The shower or tub serves as one of the bathroom's main focal points; as such, it's important that the one you select is not only functional but also visually appealing. If you're struggling a bit with this decision, here is some advice which may be helpful.
Think about space limitations
If there is a lack of space in your bathroom, you will need to take this into account and limit your search to items which are space-efficient. An alcove, three-wall shower-bathtub combination, with a wall-mounted shower unit, is a great choice for smaller rooms; this maximises space, whilst still providing you with two bathing options. Corner tubs are another good choice for a compact bathroom; they are relatively unobtrusive and fit neatly into small spaces. It may also be worth looking for a tub with integrated storage, so as to reduce the need for cabinetry elsewhere in the room.

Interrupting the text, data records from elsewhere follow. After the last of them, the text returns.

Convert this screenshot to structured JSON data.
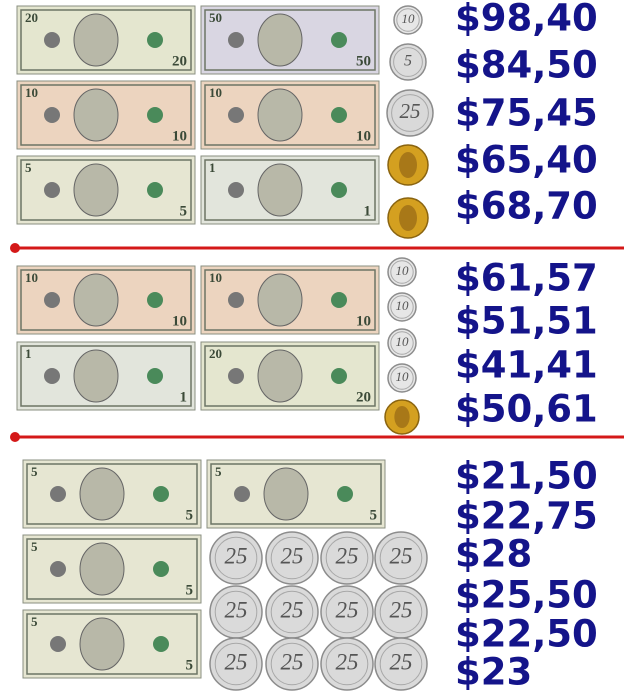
{
  "sections": [
    {
      "bills": [
        "20",
        "50",
        "10",
        "10",
        "5",
        "1"
      ],
      "coins": [
        "10",
        "5",
        "25"
      ],
      "prices": [
        "$98,40",
        "$84,50",
        "$75,45",
        "$65,40",
        "$68,70"
      ]
    },
    {
      "bills": [
        "10",
        "10",
        "1",
        "20"
      ],
      "coins": [
        "10",
        "10",
        "10",
        "10"
      ],
      "prices": [
        "$61,57",
        "$51,51",
        "$41,41",
        "$50,61"
      ]
    },
    {
      "bills": [
        "5",
        "5",
        "5",
        "5"
      ],
      "coins": [
        "25",
        "25",
        "25",
        "25",
        "25",
        "25",
        "25",
        "25",
        "25",
        "25",
        "25",
        "25"
      ],
      "prices": [
        "$21,50",
        "$22,75",
        "$28",
        "$25,50",
        "$22,50",
        "$23"
      ]
    }
  ]
}
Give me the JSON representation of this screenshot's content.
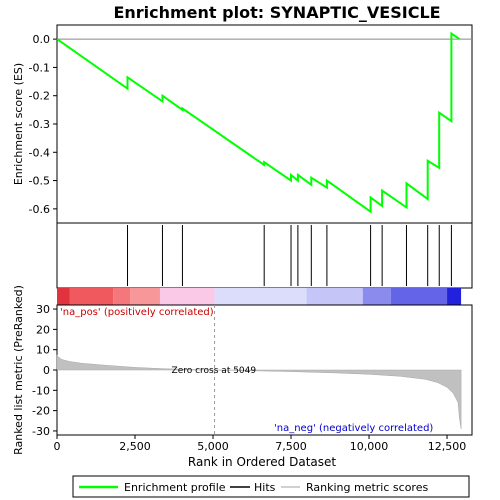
{
  "chart_data": {
    "type": "line",
    "title": "Enrichment plot: SYNAPTIC_VESICLE",
    "top_panel": {
      "ylabel": "Enrichment score (ES)",
      "ylim": [
        -0.65,
        0.05
      ],
      "yticks": [
        "0.0",
        "-0.1",
        "-0.2",
        "-0.3",
        "-0.4",
        "-0.5",
        "-0.6"
      ],
      "ytick_values": [
        0.0,
        -0.1,
        -0.2,
        -0.3,
        -0.4,
        -0.5,
        -0.6
      ],
      "series": [
        {
          "name": "Enrichment profile",
          "color": "#00ff00",
          "x": [
            0,
            2260,
            2260,
            3380,
            3380,
            4020,
            4020,
            6640,
            6640,
            7500,
            7500,
            7720,
            7720,
            8150,
            8150,
            8650,
            8650,
            10050,
            10050,
            10420,
            10420,
            11200,
            11200,
            11880,
            11880,
            12250,
            12250,
            12640,
            12640,
            12900
          ],
          "y": [
            0.0,
            -0.175,
            -0.135,
            -0.22,
            -0.2,
            -0.25,
            -0.245,
            -0.445,
            -0.435,
            -0.5,
            -0.48,
            -0.5,
            -0.48,
            -0.515,
            -0.49,
            -0.525,
            -0.5,
            -0.61,
            -0.56,
            -0.59,
            -0.535,
            -0.595,
            -0.51,
            -0.565,
            -0.43,
            -0.455,
            -0.26,
            -0.29,
            0.02,
            0.0
          ]
        }
      ]
    },
    "hits": {
      "name": "Hits",
      "x": [
        2260,
        3380,
        4020,
        6640,
        7500,
        7720,
        8150,
        8650,
        10050,
        10420,
        11200,
        11880,
        12250,
        12640
      ]
    },
    "rank_bar": {
      "segments": [
        {
          "from": 0,
          "to": 400,
          "color": "#e0333d"
        },
        {
          "from": 400,
          "to": 1800,
          "color": "#f05a5f"
        },
        {
          "from": 1800,
          "to": 2350,
          "color": "#f4777b"
        },
        {
          "from": 2350,
          "to": 3300,
          "color": "#f79799"
        },
        {
          "from": 3300,
          "to": 5049,
          "color": "#fbc9e8"
        },
        {
          "from": 5049,
          "to": 8000,
          "color": "#dcdcfb"
        },
        {
          "from": 8000,
          "to": 9800,
          "color": "#c5c5f7"
        },
        {
          "from": 9800,
          "to": 10700,
          "color": "#8b8bee"
        },
        {
          "from": 10700,
          "to": 12500,
          "color": "#6464e8"
        },
        {
          "from": 12500,
          "to": 12950,
          "color": "#2222dd"
        }
      ]
    },
    "bottom_panel": {
      "type": "area",
      "name": "Ranking metric scores",
      "color": "#c0c0c0",
      "xlabel": "Rank in Ordered Dataset",
      "ylabel": "Ranked list metric (PreRanked)",
      "ylim": [
        -32,
        32
      ],
      "yticks": [
        "30",
        "20",
        "10",
        "0",
        "-10",
        "-20",
        "-30"
      ],
      "ytick_values": [
        30,
        20,
        10,
        0,
        -10,
        -20,
        -30
      ],
      "x": [
        0,
        40,
        150,
        400,
        800,
        1500,
        2500,
        3500,
        4500,
        5049,
        6000,
        7500,
        9000,
        10000,
        11000,
        11800,
        12200,
        12500,
        12700,
        12850,
        12900,
        12950
      ],
      "y": [
        7.5,
        6.5,
        5.2,
        4.2,
        3.3,
        2.4,
        1.3,
        0.6,
        0.2,
        0.0,
        -0.3,
        -0.8,
        -1.5,
        -2.1,
        -3.1,
        -4.6,
        -6.2,
        -8.5,
        -11.5,
        -16,
        -24,
        -29
      ]
    },
    "xaxis": {
      "xlim": [
        0,
        13300
      ],
      "xticks": [
        "0",
        "2,500",
        "5,000",
        "7,500",
        "10,000",
        "12,500"
      ],
      "xtick_values": [
        0,
        2500,
        5000,
        7500,
        10000,
        12500
      ]
    },
    "zero_cross": {
      "value": 5049,
      "label": "Zero cross at 5049"
    },
    "annotations": {
      "pos_label": "'na_pos' (positively correlated)",
      "neg_label": "'na_neg' (negatively correlated)",
      "pos_color": "#cc0000",
      "neg_color": "#0000cc"
    },
    "legend": {
      "placement": "bottom",
      "items": [
        {
          "label": "Enrichment profile",
          "color": "#00ff00"
        },
        {
          "label": "Hits",
          "color": "#000000"
        },
        {
          "label": "Ranking metric scores",
          "color": "#c0c0c0"
        }
      ]
    }
  }
}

If you intend to install a shower enclosure in a cramped bathroom, it's important to think not only about aesthetics, but also practicalities. Make sure that you choose a recess shower (i.e. one that is built into the wall) and either a folding or pivot shower door (these are easier to open and close in a tight space).
If you're lucky enough to have a spacious bathroom, you'll have a much wider range of options to choose from. However it is still important to factor in the size of the room when making your selection; the suite you purchase needs to be in proportion to the room; a tiny corner shower cubicle would look disproportionate in a bigger bathroom. A substantially-sized, freestanding tub or a walk-in shower enclosure would work much better in this type of space.
Think about durability and long-term cost -effectiveness
Most people have a limited amount of money that they can afford to spend on their bathroom renovation projects and so often tend to go for cheaper materials. However, it's worth investing a little more into certain aspects of your bathroom suite.
For example, whilst it's relatively easy to find budget-friendly, high-quality shower fixtures, the same is not true of shower tiles; lower-priced options could end being a false economy.
Tiling a shower with porcelain will cost you considerably more than tiling it with ceramic or travertine. However, in the long run, the former could save you a lot of money. This is because porcelain is far less porous than other types of tile materials, meaning that it is less likely to absorb and be damaged by moisture and mould.
As such, using it could reduce the need for tile repairs and replacements in the future. The durability of bathtubs also tends to correlate to their price-tags; cheap fibreglass and acrylic tubs are less robust and more prone to scratching than say, enamelled steel or porcelain. If you'd prefer not to incur the expense of having to replace your tub again five or six years from now, it may be worth splurging on one made from a higher-quality material.